Project

Aural Cultures

Charles Street Video is excited to welcome the following Aural Cultures Residents:
  • Lewis Kaye
  • Eimer Birkbeck
  • Kevin Ei-ichi deForest
  • Dave Dyment
  • Marla Hlady
  • Don Simmons
Aural Cultures is a sound residency hosted by CSV and curated by Jim Drobnick. Residents are exploring questions such as: How can sound embody or critique cultural values? In what ways are notions of identity and community sonically constructed? To what degree are the definitions of noise and harmony political? and How can conventions of listening be interrogated or reconceived?
Project Descriptions:

Lewis Kaye: BEFORE AND AFTER  This work will utilise source recordings of the sounds prior to and just after several musical performances. This material will be used as the harmonic foundation for an electronically realised sonic work. Central to BEFORE AND AFTER is the recognition of the centrality of the musical concert as an organizing principle central to human sociality.

Eimer Birkbeck: TWILIGHT  An audio composition capturing the communications and interactions of people at work and people at play in the city and the convergence of sound cultures in the indeterminate space of dawn. TWILIGHT is being formed through an elaborate montage of sounds sourced from the streets of Toronto, Paris, Marseilles, and Glasgow. In the twilight hours of the city, the everyday street is stripped of its functionality. Almost unconsciously, we are able to give undevided attention to the stirring of significant nothings.

Kevin Ei-ichi deForest: THE HYBRID MIX
  Working with an approach similar to that of a dance music DJ, THE HYBRID MIX consists of pre-recorded music. As a metaphor for cultural metissage, the work will use seemingly disparate music and sound elements to provide in its offspring a new mutation of genres.

Dave Dyment: I ME MIN  Every occurence of the word "I" from the Beatles' commercially released recordings is compiled and played back consecutively. What begins sounding like an investigation into narcissism soon becomes a study of variation in pitch, cadence, inflection, duration, volume, and rhythm. In many early examples from the catalogue the word "I" is sung in harmony, with up to four voices singing the singular first person.
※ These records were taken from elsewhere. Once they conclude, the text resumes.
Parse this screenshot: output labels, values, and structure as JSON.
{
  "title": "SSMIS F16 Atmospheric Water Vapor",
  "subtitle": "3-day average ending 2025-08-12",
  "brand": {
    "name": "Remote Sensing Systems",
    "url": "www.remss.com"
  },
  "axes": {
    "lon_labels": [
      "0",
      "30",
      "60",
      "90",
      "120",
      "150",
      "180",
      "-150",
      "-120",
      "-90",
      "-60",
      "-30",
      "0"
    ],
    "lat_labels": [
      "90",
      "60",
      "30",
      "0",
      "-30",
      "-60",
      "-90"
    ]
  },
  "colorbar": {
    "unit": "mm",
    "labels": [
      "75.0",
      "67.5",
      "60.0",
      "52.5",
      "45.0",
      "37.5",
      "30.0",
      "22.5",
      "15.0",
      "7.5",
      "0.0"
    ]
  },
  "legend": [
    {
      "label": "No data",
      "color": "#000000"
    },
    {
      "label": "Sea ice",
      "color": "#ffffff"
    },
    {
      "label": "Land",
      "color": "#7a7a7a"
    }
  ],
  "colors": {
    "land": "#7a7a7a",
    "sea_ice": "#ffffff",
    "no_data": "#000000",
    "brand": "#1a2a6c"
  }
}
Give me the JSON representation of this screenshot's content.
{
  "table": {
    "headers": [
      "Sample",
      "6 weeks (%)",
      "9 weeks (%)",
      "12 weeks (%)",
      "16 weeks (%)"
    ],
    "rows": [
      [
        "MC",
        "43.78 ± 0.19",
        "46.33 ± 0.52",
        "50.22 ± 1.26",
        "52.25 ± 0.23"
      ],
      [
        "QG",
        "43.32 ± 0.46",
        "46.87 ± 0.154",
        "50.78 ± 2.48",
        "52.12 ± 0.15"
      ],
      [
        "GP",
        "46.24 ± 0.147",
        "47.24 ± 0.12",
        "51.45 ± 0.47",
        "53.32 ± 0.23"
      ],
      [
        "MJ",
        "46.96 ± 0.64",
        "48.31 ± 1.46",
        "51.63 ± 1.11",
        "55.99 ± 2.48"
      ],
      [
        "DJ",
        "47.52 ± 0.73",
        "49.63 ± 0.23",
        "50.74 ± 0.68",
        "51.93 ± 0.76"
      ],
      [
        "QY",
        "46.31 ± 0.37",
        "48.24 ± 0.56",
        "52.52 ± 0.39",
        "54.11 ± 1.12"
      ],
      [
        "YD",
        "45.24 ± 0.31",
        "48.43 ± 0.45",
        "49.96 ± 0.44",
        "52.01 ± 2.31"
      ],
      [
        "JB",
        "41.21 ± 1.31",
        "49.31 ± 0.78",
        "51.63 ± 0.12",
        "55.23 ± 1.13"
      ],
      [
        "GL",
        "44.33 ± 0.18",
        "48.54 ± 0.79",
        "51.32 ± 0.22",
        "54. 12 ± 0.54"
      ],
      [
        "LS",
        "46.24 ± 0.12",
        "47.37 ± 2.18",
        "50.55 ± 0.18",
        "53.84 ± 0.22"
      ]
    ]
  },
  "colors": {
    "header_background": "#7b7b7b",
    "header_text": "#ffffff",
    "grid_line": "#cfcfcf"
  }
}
Marla Hlady: untitled  Modeled on a recent sound sculpture, "She Moves Throught the Fair (Pipe Whistle)", this sound piece explores architecturally scaled resonant chambers recorded consecutively and connected through one rhythm/melody made continuous even when the ambient signature changes. This project pays particular attention to the sound being produced in order to hear the distinctness of each space and how each space changes one's perception of the music that the artist performs in it.

Don Simmons: untitled
Collecting a large inventory of sounds from international films, the artist is collaging together a musical audio work that reflects on a sentimental nostalgia of beautiful breakdown. Using films made in Russia, France, France, Italy, India, Japan, and other places, the artist will appreciate from the musical soundtracks and cues that are used to simulate emotional impact. As well, quotes from these languages will appear and disappear throughout the piece. All of these subtexts will be reflecting on contemporary nomadic living, and the problematic relationship it has to media in making everything the same.